A liberdade à qual Ferry se refere não é estar livre do amor e da relação amorosa, mas sim a liberdade de um lugar social estático e definido. Um dos presentes do humanismo é o rompimento da visão do homem como detentor de uma natureza predestinada, e assim o nascimento dos direitos humanos, inclusive o direito das mulheres. E em “A Revolução do Amor” isto se torna mais explícito:

“A definição do homem como ser que não tem definição, como aquele que transcende todas as categorias, todas as essências e todos os arquétipos (...). Se não existe ‘natureza humana’, significando que uma essência predeterminaria a existência do ser humano, então nós possuímos o fundamento dos direitos do homem, do anticomunitarismo, do laicismo, do antirracismo e do antissexismo, em resumo, de toda a moral republicana e democrática.” (Luc Ferry, 2012, p 172)

Mas sim, Ferry também diz que o amor fragilizou o casamento — mas como não?

Uma das análises centrais de seu livro é o nascimento do casamento por amor, uma invenção extremamente recente, com menos de um século de existência, segundo o autor. Se por séculos o casamento em nada tinha a ver com o amor, mas sim com a criação de uma instituição que formava um dos pilares da nossa sociedade, hoje tudo mudou. Como aponta Jorge Forbes, não nos juntamos mais por dever ou obrigação, mas pela simples vontade de estar juntos. Vontade que pode ser em um momento avassaladora e no segundo acabar — não se trata de histeria frente ao amor consumado: como negar que uma instituição milenar apoiada pelo dever à transcendência não seja mais estável que o amor?

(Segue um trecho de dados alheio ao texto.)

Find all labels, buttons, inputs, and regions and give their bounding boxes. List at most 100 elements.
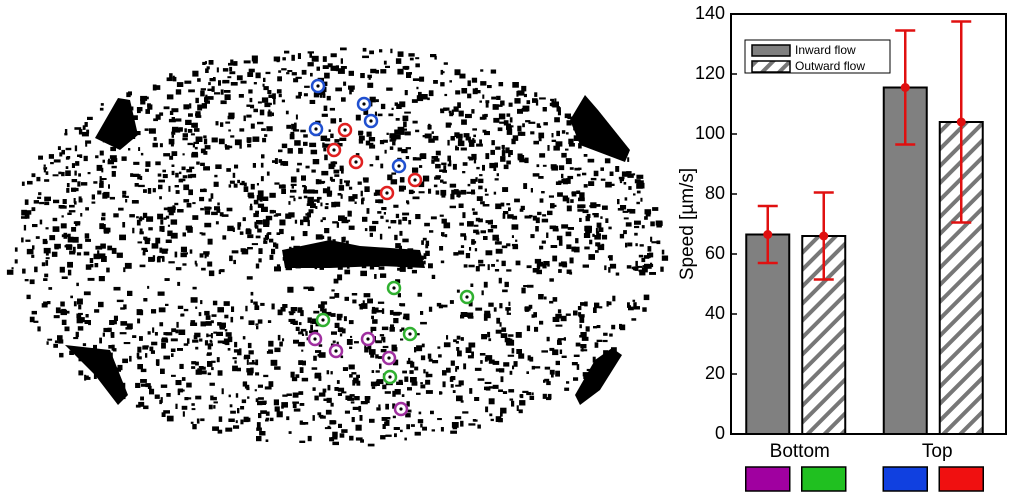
speckle <box>211 360 216 363</box>
speckle <box>73 301 77 307</box>
speckle <box>603 146 609 151</box>
speckle <box>61 234 68 238</box>
speckle <box>177 348 183 351</box>
speckle <box>473 224 479 227</box>
speckle <box>458 138 463 142</box>
speckle <box>225 427 233 432</box>
speckle <box>297 53 301 59</box>
speckle <box>241 248 249 255</box>
speckle <box>523 93 527 98</box>
speckle <box>421 94 428 100</box>
speckle <box>262 137 267 143</box>
speckle <box>357 181 362 185</box>
speckle <box>113 286 121 291</box>
speckle <box>517 131 523 136</box>
speckle <box>182 252 188 255</box>
speckle <box>207 334 213 337</box>
speckle <box>166 94 174 100</box>
speckle <box>147 331 151 335</box>
speckle <box>440 108 447 111</box>
speckle <box>26 248 34 255</box>
speckle <box>492 384 499 389</box>
speckle <box>278 70 282 73</box>
speckle <box>482 129 487 133</box>
speckle <box>517 90 525 96</box>
speckle <box>392 415 396 419</box>
speckle <box>378 404 381 408</box>
color-swatch <box>745 466 791 492</box>
speckle <box>181 166 186 171</box>
speckle <box>609 263 617 269</box>
speckle <box>291 308 294 315</box>
speckle <box>33 200 39 204</box>
speckle <box>126 323 133 330</box>
speckle <box>511 138 516 145</box>
speckle <box>401 394 405 397</box>
speckle <box>500 333 508 338</box>
speckle <box>60 223 67 229</box>
speckle <box>623 230 627 235</box>
speckle <box>314 266 318 270</box>
speckle <box>561 130 566 134</box>
speckle <box>158 179 165 183</box>
speckle <box>334 322 340 328</box>
speckle <box>362 47 367 52</box>
speckle <box>161 250 168 254</box>
speckle <box>566 132 569 135</box>
speckle <box>102 159 105 163</box>
speckle <box>343 216 348 220</box>
speckle <box>450 384 454 388</box>
speckle <box>90 264 94 268</box>
speckle <box>289 311 294 316</box>
speckle <box>214 92 221 95</box>
speckle <box>465 113 472 119</box>
speckle <box>21 237 24 243</box>
speckle <box>586 368 593 372</box>
speckle <box>309 99 316 104</box>
speckle <box>281 143 288 149</box>
speckle <box>578 312 582 317</box>
speckle <box>267 102 272 106</box>
speckle <box>157 255 165 259</box>
marker-dot <box>388 375 392 379</box>
speckle <box>94 373 102 376</box>
speckle <box>66 188 70 193</box>
speckle <box>174 185 179 188</box>
speckle <box>182 232 186 237</box>
speckle <box>195 395 202 400</box>
speckle <box>554 98 557 102</box>
speckle <box>113 315 118 321</box>
speckle <box>310 72 313 77</box>
speckle <box>389 146 394 150</box>
speckle <box>182 175 188 179</box>
speckle <box>303 195 308 199</box>
speckle <box>64 310 70 314</box>
speckle <box>204 97 209 102</box>
speckle <box>621 171 629 177</box>
speckle <box>573 377 579 381</box>
speckle <box>207 88 214 91</box>
speckle <box>309 51 312 58</box>
speckle <box>318 196 322 200</box>
speckle <box>235 420 238 424</box>
speckle <box>398 379 403 383</box>
speckle <box>342 328 346 334</box>
speckle <box>223 90 231 93</box>
speckle <box>252 163 256 168</box>
speckle <box>298 331 304 335</box>
speckle <box>600 178 606 181</box>
speckle <box>301 69 307 75</box>
speckle <box>288 431 292 434</box>
speckle <box>518 353 525 359</box>
speckle <box>638 182 645 189</box>
speckle <box>656 240 661 245</box>
speckle <box>333 169 340 174</box>
speckle <box>107 121 115 124</box>
speckle <box>330 313 336 317</box>
speckle <box>145 383 151 388</box>
speckle <box>254 304 258 309</box>
speckle <box>457 102 461 108</box>
speckle <box>627 157 630 162</box>
speckle <box>229 180 235 184</box>
speckle <box>276 411 283 418</box>
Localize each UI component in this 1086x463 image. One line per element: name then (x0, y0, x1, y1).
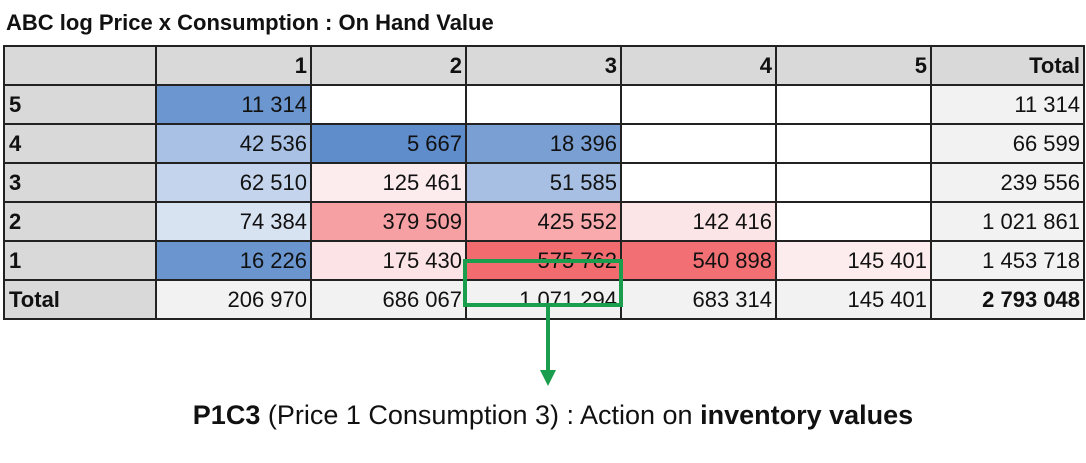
cell: 142 416 (620, 201, 777, 242)
corner-cell (3, 45, 157, 86)
cell (465, 84, 622, 125)
cell: 18 396 (465, 123, 622, 164)
header-row: 1 2 3 4 5 Total (3, 45, 1085, 86)
cell (775, 162, 932, 203)
table-row: 3 62 510 125 461 51 585 239 556 (3, 162, 1085, 203)
cell: 379 509 (310, 201, 467, 242)
cell: 145 401 (775, 240, 932, 281)
row-header: 4 (3, 123, 157, 164)
highlight-box (463, 259, 623, 307)
cell: 2 793 048 (930, 279, 1085, 320)
cell: 425 552 (465, 201, 622, 242)
table-row: 5 11 314 11 314 (3, 84, 1085, 125)
column-header: 4 (620, 45, 777, 86)
cell: 1 453 718 (930, 240, 1085, 281)
cell: 239 556 (930, 162, 1085, 203)
cell (775, 84, 932, 125)
cell: 125 461 (310, 162, 467, 203)
row-header: 1 (3, 240, 157, 281)
cell: 42 536 (155, 123, 312, 164)
cell (620, 162, 777, 203)
data-table: 1 2 3 4 5 Total 5 11 314 11 314 4 42 536 5 667 18 39… (3, 45, 1085, 320)
annotation-emphasis: inventory values (700, 400, 914, 430)
cell: 74 384 (155, 201, 312, 242)
table-row: 2 74 384 379 509 425 552 142 416 1 021 861 (3, 201, 1085, 242)
column-header: Total (930, 45, 1085, 86)
cell: 1 071 294 (465, 279, 622, 320)
table-row: 4 42 536 5 667 18 396 66 599 (3, 123, 1085, 164)
cell: 62 510 (155, 162, 312, 203)
row-header: Total (3, 279, 157, 320)
row-header: 5 (3, 84, 157, 125)
column-header: 3 (465, 45, 622, 86)
cell (775, 201, 932, 242)
row-header: 2 (3, 201, 157, 242)
cell: 11 314 (930, 84, 1085, 125)
cell: 540 898 (620, 240, 777, 281)
arrow-head (540, 370, 556, 386)
column-header: 1 (155, 45, 312, 86)
column-header: 2 (310, 45, 467, 86)
cell: 51 585 (465, 162, 622, 203)
row-header: 3 (3, 162, 157, 203)
cell: 5 667 (310, 123, 467, 164)
table-row: Total 206 970 686 067 1 071 294 683 314 145 4… (3, 279, 1085, 320)
annotation-code: P1C3 (192, 400, 261, 430)
cell: 11 314 (155, 84, 312, 125)
cell: 175 430 (310, 240, 467, 281)
cell (620, 123, 777, 164)
annotation-text: (Price 1 Consumption 3) : Action on (267, 400, 693, 430)
cell: 1 021 861 (930, 201, 1085, 242)
cell (310, 84, 467, 125)
cell: 206 970 (155, 279, 312, 320)
cell (775, 123, 932, 164)
cell: 66 599 (930, 123, 1085, 164)
cell (620, 84, 777, 125)
annotation: P1C3 (Price 1 Consumption 3) : Action on… (0, 400, 1086, 431)
title: ABC log Price x Consumption : On Hand Va… (6, 10, 494, 35)
cell: 145 401 (775, 279, 932, 320)
cell: 16 226 (155, 240, 312, 281)
column-header: 5 (775, 45, 932, 86)
cell: 686 067 (310, 279, 467, 320)
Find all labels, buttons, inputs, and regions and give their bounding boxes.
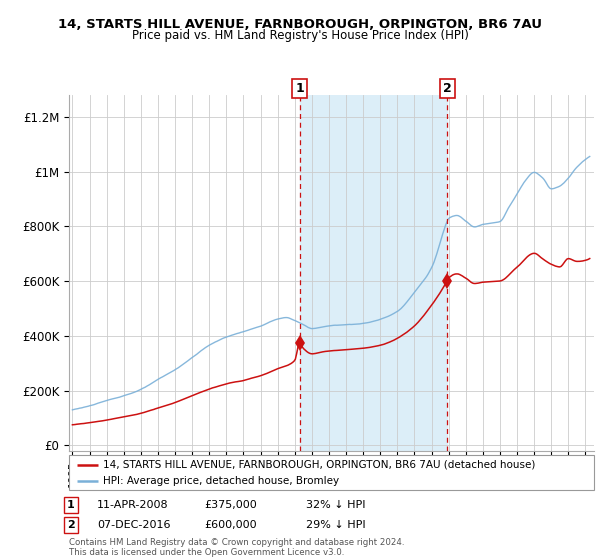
- Text: 1: 1: [67, 500, 74, 510]
- Text: 1: 1: [295, 82, 304, 95]
- Text: £375,000: £375,000: [204, 500, 257, 510]
- Text: £600,000: £600,000: [204, 520, 257, 530]
- Bar: [299, 95, 447, 451]
- Text: 14, STARTS HILL AVENUE, FARNBOROUGH, ORPINGTON, BR6 7AU (detached house): 14, STARTS HILL AVENUE, FARNBOROUGH, ORP…: [103, 460, 536, 470]
- Text: 2: 2: [67, 520, 74, 530]
- Text: 11-APR-2008: 11-APR-2008: [97, 500, 169, 510]
- Text: 32% ↓ HPI: 32% ↓ HPI: [306, 500, 365, 510]
- Text: Contains HM Land Registry data © Crown copyright and database right 2024.
This d: Contains HM Land Registry data © Crown c…: [69, 538, 404, 557]
- Text: Price paid vs. HM Land Registry's House Price Index (HPI): Price paid vs. HM Land Registry's House …: [131, 29, 469, 42]
- Text: 29% ↓ HPI: 29% ↓ HPI: [306, 520, 365, 530]
- Text: 07-DEC-2016: 07-DEC-2016: [97, 520, 170, 530]
- Text: HPI: Average price, detached house, Bromley: HPI: Average price, detached house, Brom…: [103, 475, 339, 486]
- Text: 2: 2: [443, 82, 452, 95]
- Text: 14, STARTS HILL AVENUE, FARNBOROUGH, ORPINGTON, BR6 7AU: 14, STARTS HILL AVENUE, FARNBOROUGH, ORP…: [58, 18, 542, 31]
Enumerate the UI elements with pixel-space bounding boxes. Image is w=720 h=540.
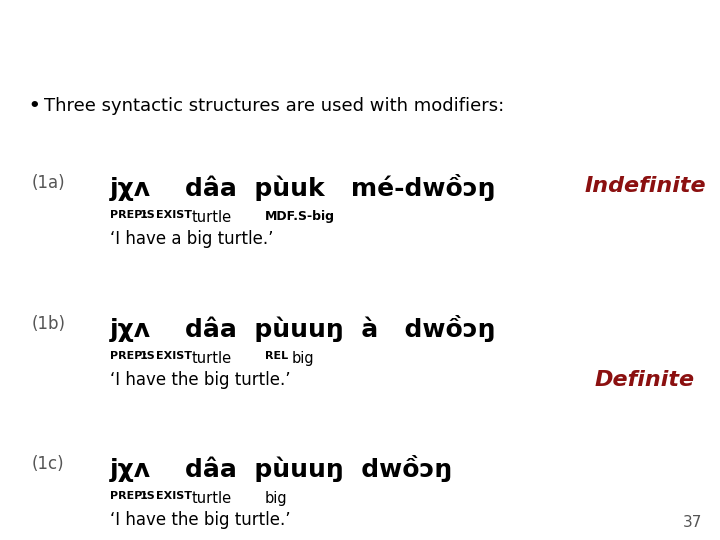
Text: EXIST: EXIST bbox=[156, 211, 192, 220]
Text: jχʌ    dâa  pùuuŋ  à   dwồɔŋ: jχʌ dâa pùuuŋ à dwồɔŋ bbox=[110, 315, 497, 342]
Text: big: big bbox=[265, 491, 287, 506]
Text: big: big bbox=[292, 350, 315, 366]
Text: (1a): (1a) bbox=[32, 174, 66, 192]
Text: 1S: 1S bbox=[140, 350, 156, 361]
Text: 1S: 1S bbox=[140, 491, 156, 501]
Text: 37: 37 bbox=[683, 515, 702, 530]
Text: (1b): (1b) bbox=[32, 315, 66, 333]
Text: EXIST: EXIST bbox=[156, 350, 192, 361]
Text: MDF.S-big: MDF.S-big bbox=[265, 211, 335, 224]
Text: ‘I have the big turtle.’: ‘I have the big turtle.’ bbox=[110, 511, 291, 529]
Text: turtle: turtle bbox=[192, 491, 232, 506]
Text: EXIST: EXIST bbox=[156, 491, 192, 501]
Text: The syntax of the noun phrase / modification: The syntax of the noun phrase / modifica… bbox=[16, 29, 546, 49]
Text: 1S: 1S bbox=[140, 211, 156, 220]
Text: PREP:: PREP: bbox=[110, 350, 147, 361]
Text: (1c): (1c) bbox=[32, 455, 65, 473]
Text: jχʌ    dâa  pùuk   mé-dwồɔŋ: jχʌ dâa pùuk mé-dwồɔŋ bbox=[110, 174, 497, 201]
Text: Three syntactic structures are used with modifiers:: Three syntactic structures are used with… bbox=[44, 97, 504, 115]
Text: Definite: Definite bbox=[595, 370, 695, 390]
Text: •: • bbox=[28, 97, 40, 115]
Text: PREP:: PREP: bbox=[110, 211, 147, 220]
Text: REL: REL bbox=[265, 350, 288, 361]
Text: turtle: turtle bbox=[192, 211, 232, 225]
Text: ‘I have the big turtle.’: ‘I have the big turtle.’ bbox=[110, 370, 291, 389]
Text: ‘I have a big turtle.’: ‘I have a big turtle.’ bbox=[110, 231, 274, 248]
Text: jχʌ    dâa  pùuuŋ  dwồɔŋ: jχʌ dâa pùuuŋ dwồɔŋ bbox=[110, 455, 454, 482]
Text: Indefinite: Indefinite bbox=[584, 177, 706, 197]
Text: PREP:: PREP: bbox=[110, 491, 147, 501]
Text: turtle: turtle bbox=[192, 350, 232, 366]
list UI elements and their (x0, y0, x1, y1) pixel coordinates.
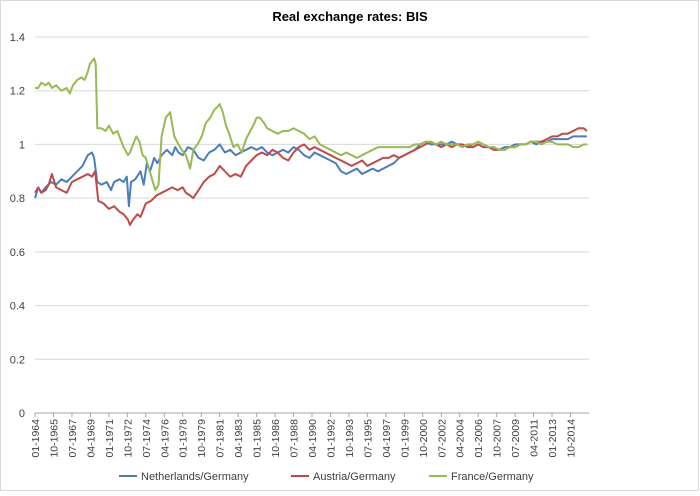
x-tick-label: 01-2013 (547, 419, 559, 458)
y-tick-label: 0 (19, 408, 25, 420)
x-tick-label: 01-1971 (104, 419, 116, 458)
x-tick-label: 07-2002 (436, 419, 448, 458)
x-tick-label: 01-1964 (30, 419, 42, 458)
x-tick-label: 07-1967 (67, 419, 79, 458)
x-tick-label: 07-1988 (289, 419, 301, 458)
x-tick-label: 01-1992 (325, 419, 337, 458)
x-tick-label: 10-2014 (566, 419, 578, 458)
y-tick-label: 1 (19, 139, 25, 151)
legend-label: Austria/Germany (313, 471, 396, 483)
legend-label: France/Germany (451, 471, 534, 483)
y-tick-label: 0.6 (10, 247, 25, 259)
y-tick-label: 0.4 (10, 301, 25, 313)
x-tick-label: 10-1972 (122, 419, 134, 458)
chart-title: Real exchange rates: BIS (272, 9, 428, 24)
x-tick-label: 04-2004 (455, 419, 467, 458)
x-tick-label: 07-2009 (510, 419, 522, 458)
x-tick-label: 01-1999 (399, 419, 411, 458)
x-tick-label: 10-1993 (344, 419, 356, 458)
x-tick-label: 07-1974 (141, 419, 153, 458)
x-tick-label: 04-2011 (529, 419, 541, 457)
x-tick-label: 10-1979 (196, 419, 208, 458)
x-axis (34, 412, 589, 417)
gridlines (35, 36, 589, 360)
series-lines (34, 57, 588, 226)
x-tick-label: 10-1965 (48, 419, 60, 458)
y-axis-tick-labels: 0 0.2 0.4 0.6 0.8 1 1.2 1.4 (10, 32, 25, 420)
series-line-austria-germany (34, 127, 588, 226)
x-tick-label: 01-1985 (252, 419, 264, 458)
series-line-france-germany (35, 57, 587, 192)
series-line-netherlands-germany (34, 135, 587, 208)
y-tick-label: 0.2 (10, 354, 25, 366)
x-tick-label: 04-1983 (233, 419, 245, 458)
x-tick-label: 10-2007 (492, 419, 504, 458)
y-tick-label: 1.2 (10, 86, 25, 98)
x-tick-label: 01-1978 (178, 419, 190, 458)
x-tick-label: 07-1995 (362, 419, 374, 458)
x-tick-label: 04-1990 (307, 419, 319, 458)
y-tick-label: 1.4 (10, 32, 25, 44)
x-tick-label: 07-1981 (215, 419, 227, 458)
y-tick-label: 0.8 (10, 193, 25, 205)
x-tick-label: 01-2006 (473, 419, 485, 458)
x-tick-label: 10-1986 (270, 419, 282, 458)
legend-label: Netherlands/Germany (141, 471, 249, 483)
x-tick-label: 04-1969 (85, 419, 97, 458)
x-tick-label: 04-1976 (159, 419, 171, 458)
x-axis-tick-labels: 01-1964 10-1965 07-1967 04-1969 01-1971 10-19… (30, 419, 578, 458)
x-tick-label: 10-2000 (418, 419, 430, 458)
x-tick-label: 04-1997 (381, 419, 393, 458)
legend: Netherlands/Germany Austria/Germany France… (119, 471, 534, 483)
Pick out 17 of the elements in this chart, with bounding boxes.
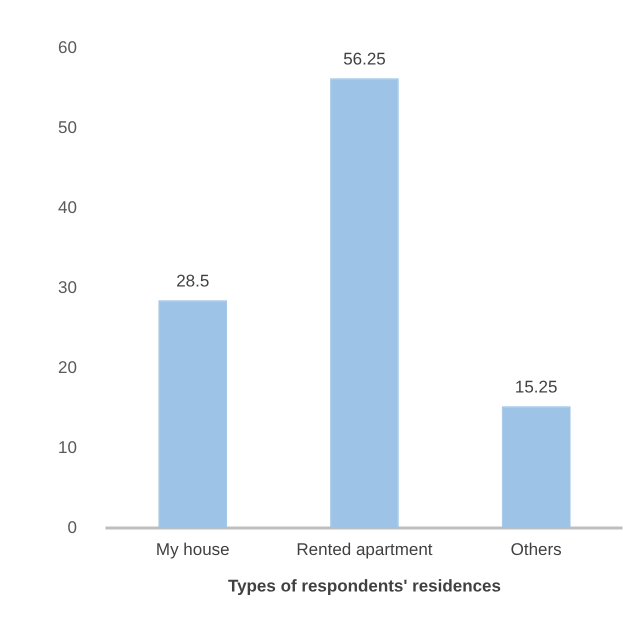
- bar: [158, 300, 228, 528]
- bar: [502, 406, 570, 528]
- x-tick-label: My house: [156, 540, 230, 560]
- x-tick-label: Others: [510, 540, 562, 560]
- bar: [330, 78, 399, 528]
- y-tick-label: 10: [58, 438, 77, 457]
- y-tick-label: 20: [58, 358, 77, 377]
- data-label: 56.25: [343, 49, 386, 68]
- y-tick-label: 60: [58, 38, 77, 57]
- y-tick-label: 0: [67, 518, 77, 537]
- y-tick-label: 50: [58, 118, 77, 137]
- x-tick-label: Rented apartment: [296, 540, 433, 560]
- y-tick-label: 30: [58, 278, 77, 297]
- data-label: 28.5: [176, 271, 210, 290]
- x-axis-title: Types of respondents' residences: [228, 576, 501, 596]
- data-label: 15.25: [514, 377, 558, 396]
- y-tick-label: 40: [58, 198, 77, 217]
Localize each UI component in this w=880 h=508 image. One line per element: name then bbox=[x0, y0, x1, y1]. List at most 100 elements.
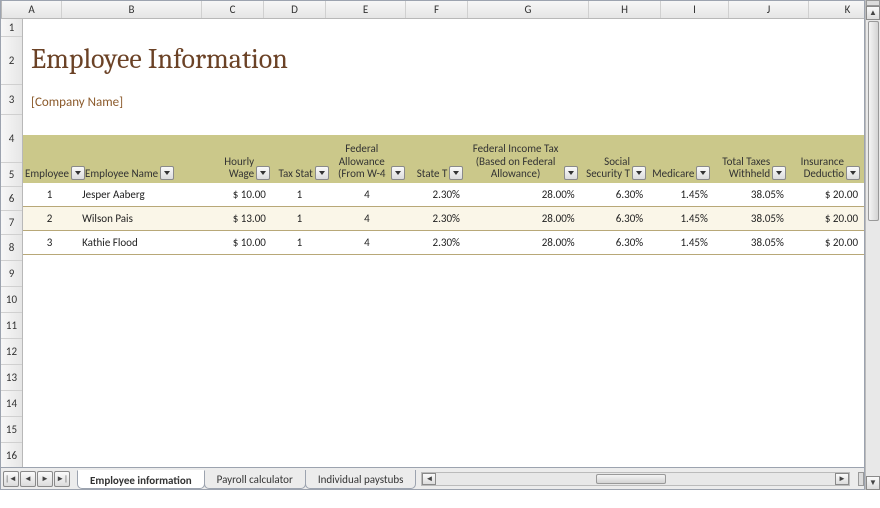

Por todas as qualidades que o amor traga, estabilidade e segurança não é uma delas. Disse melhor Chico Buarque, “para sempre é sempre por um triz”. E se a estatística mostra que metade dos casamentos acabam em divórcio, como aponta Ferry, por que seria isso uma má notícia? O fato que metade dos casamentos sobrevivem mostra uma inexplicável e surpreendente resiliência do amor, uma in-crível (como diz a palavra, impossível de crer) ideia, mas real.

E é exatamente aí que Ferry encontra a psicanálise: a visão de uma contemporaneidade em que, contrário a todas as regras e lógicas, algo frágil e instável como o amor é capaz de construir o improvável laço sobre o qual hoje traçamos nossa vida.

Letícia Genesini é designer e escritora.